Louise NayerAuthor of five books including Burned: A Memoir.

“This is a compelling, important book for a snapshot of one woman’s tumultuous life at an equally tumultuous time in the United States. Amid the backdrop of the Vietnam War, she fought a war with her family and society to be who she was, with who she loved, and to fight for others with the same ferocity.

With sections of the book based on the name she used at the time, the author – by every name – paints a harrowing, unique tale of survival through her own resilience and the help of friends she meets along the way.

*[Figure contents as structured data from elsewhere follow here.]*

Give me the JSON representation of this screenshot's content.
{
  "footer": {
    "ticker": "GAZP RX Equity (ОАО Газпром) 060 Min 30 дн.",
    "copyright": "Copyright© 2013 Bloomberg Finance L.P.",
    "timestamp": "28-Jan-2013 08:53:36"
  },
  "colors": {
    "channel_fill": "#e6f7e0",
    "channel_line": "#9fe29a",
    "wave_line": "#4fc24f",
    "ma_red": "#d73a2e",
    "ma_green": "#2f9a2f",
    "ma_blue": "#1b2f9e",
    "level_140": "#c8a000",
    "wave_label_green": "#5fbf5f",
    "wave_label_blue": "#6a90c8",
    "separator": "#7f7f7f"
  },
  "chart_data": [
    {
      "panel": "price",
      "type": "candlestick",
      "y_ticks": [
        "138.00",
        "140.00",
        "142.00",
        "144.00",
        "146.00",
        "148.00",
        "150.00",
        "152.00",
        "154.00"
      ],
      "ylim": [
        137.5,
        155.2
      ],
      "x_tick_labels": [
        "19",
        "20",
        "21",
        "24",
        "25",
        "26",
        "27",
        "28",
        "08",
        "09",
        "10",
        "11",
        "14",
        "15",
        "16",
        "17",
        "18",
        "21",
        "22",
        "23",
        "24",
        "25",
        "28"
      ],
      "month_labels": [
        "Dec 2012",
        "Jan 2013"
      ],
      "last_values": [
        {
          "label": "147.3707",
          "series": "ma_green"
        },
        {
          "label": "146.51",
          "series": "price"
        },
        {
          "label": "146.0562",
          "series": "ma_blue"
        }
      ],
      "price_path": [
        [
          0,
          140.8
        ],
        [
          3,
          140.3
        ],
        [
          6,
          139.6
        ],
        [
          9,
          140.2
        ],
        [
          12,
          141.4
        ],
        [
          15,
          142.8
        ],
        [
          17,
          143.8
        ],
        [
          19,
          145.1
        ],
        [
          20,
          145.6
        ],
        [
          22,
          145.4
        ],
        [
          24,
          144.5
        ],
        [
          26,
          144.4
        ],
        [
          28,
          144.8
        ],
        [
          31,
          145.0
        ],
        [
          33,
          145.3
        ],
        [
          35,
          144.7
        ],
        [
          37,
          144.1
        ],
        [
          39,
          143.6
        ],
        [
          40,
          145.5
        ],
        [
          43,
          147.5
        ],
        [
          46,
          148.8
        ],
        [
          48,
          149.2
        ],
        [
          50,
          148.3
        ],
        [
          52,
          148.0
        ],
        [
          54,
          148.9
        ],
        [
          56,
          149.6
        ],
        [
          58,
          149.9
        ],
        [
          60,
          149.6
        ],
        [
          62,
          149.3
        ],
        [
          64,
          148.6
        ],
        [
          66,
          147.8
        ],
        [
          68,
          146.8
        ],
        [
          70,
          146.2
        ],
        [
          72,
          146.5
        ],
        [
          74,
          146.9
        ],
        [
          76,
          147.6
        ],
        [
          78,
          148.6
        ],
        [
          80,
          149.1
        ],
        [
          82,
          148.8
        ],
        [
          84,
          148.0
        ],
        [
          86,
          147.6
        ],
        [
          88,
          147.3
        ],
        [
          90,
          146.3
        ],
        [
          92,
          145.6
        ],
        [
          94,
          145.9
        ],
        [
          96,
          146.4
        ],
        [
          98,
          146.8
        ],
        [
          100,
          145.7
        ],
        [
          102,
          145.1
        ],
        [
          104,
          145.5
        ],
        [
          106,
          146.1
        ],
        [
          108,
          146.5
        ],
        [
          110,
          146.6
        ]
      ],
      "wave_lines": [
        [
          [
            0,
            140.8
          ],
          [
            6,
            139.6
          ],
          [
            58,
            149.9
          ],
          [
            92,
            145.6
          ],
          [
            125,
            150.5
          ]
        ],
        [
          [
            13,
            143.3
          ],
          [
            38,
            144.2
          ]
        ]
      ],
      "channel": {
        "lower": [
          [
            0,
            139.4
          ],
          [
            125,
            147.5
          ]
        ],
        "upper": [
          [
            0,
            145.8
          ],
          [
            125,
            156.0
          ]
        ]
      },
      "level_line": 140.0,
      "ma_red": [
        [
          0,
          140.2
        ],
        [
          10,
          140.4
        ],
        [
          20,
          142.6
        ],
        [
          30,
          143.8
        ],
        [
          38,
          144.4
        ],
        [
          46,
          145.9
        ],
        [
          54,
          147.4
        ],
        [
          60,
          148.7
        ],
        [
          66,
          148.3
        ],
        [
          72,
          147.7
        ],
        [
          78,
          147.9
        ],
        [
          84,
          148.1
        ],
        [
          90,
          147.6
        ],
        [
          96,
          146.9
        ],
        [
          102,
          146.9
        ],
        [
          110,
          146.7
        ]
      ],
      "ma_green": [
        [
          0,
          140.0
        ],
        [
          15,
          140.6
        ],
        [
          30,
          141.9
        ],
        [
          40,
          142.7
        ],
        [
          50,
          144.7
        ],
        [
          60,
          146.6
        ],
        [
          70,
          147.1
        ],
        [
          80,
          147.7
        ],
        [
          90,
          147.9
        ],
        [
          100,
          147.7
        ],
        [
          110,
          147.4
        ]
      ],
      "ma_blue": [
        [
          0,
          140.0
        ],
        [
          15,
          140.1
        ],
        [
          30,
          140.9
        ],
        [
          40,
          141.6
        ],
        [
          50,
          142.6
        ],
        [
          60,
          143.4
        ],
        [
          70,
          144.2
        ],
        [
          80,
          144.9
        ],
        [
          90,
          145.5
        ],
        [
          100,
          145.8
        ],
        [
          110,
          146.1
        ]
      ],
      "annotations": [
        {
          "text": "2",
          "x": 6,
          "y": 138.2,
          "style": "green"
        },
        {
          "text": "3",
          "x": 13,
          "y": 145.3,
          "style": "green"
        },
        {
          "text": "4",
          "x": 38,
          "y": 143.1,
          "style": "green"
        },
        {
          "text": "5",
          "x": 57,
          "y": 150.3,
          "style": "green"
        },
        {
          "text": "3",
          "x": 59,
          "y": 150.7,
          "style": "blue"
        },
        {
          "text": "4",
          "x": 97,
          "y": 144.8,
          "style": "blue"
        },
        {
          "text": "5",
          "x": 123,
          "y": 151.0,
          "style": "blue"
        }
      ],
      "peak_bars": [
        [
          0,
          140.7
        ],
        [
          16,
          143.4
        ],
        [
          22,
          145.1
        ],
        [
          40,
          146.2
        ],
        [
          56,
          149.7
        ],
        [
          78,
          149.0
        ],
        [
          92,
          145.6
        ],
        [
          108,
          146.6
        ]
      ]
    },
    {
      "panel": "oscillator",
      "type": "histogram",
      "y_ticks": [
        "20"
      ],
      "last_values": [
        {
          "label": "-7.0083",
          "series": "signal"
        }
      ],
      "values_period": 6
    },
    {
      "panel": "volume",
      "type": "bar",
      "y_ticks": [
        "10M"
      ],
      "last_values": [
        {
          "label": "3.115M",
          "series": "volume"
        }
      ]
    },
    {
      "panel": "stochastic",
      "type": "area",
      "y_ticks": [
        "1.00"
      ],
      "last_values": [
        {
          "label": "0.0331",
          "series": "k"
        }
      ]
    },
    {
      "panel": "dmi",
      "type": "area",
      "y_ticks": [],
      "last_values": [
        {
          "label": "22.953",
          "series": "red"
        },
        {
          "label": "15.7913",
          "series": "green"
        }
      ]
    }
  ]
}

The writing has an immediacy and vulnerability that made it difficult to put down. I wanted to read more of her tale, and hope she’s found her peace and a safe place to finally relax and enjoy being herself. An example of the style:

“I rub my hands over my face. So far, I’ve been ruled by raw fear. Something deep down inside me whispers, this is all wrong. You don’t belong in a revolutionary cell. You’re not full of testosterone. You’re the girl who loved Ferdinand the bull, who refused to fight and die in the arena.”

I received a copy of the book for review purposes.

Goth Gone GreyReview in Goodreads, Dec 03, 2019

I met Emily Freeman 50 years ago in a Quaker-sponsored draft counseling office in Chicago. Lots of people gave me lots of advice about how to avoid going to Vietnam to fight in a war I could not support. Emily and I talked for less than 45 minutes. Her words with their cool moral clarity decided my course of action. On the morning I was to report for U.S. Army bootcamp, I went to Toronto, Canada, where I became a wanted-by-the-FBI fugitive and where I still live and work as a university professor. A few years ago, I searched for Emily. She had changed her name to avoid capture, so she was hard to find. I wanted to thank Emily for her gift to my life. I felt thrilled when I found her through a published excerpt of Failure to Appear. I found not only the person who helped me change my life but an amazing (first time!) writer. Her astonishing memoir brings alive the terrifying, confusing, exhilarating times (lates 60s early 70s) when everything sacred—our nation, our personal identities, our relationships to family—imploded and forced us to re-invent ourselves. Failure to Appear offers its readers beautiful moving stories, can’t-put-it-down suspense, and a vivid, unromanticised picture of courage and integrity. America needs this story NOW.”

Guy AllenAssociate Professor (Writing), University of Toronto


“Emily is a skilled storyteller. I couldn’t stop reading this book once I started. She makes the reader feel the same feelings of isolation she felt and then you follow her on a journey back to herself. Great read!

I received an advance review copy for free, and I am leaving this review voluntarily.”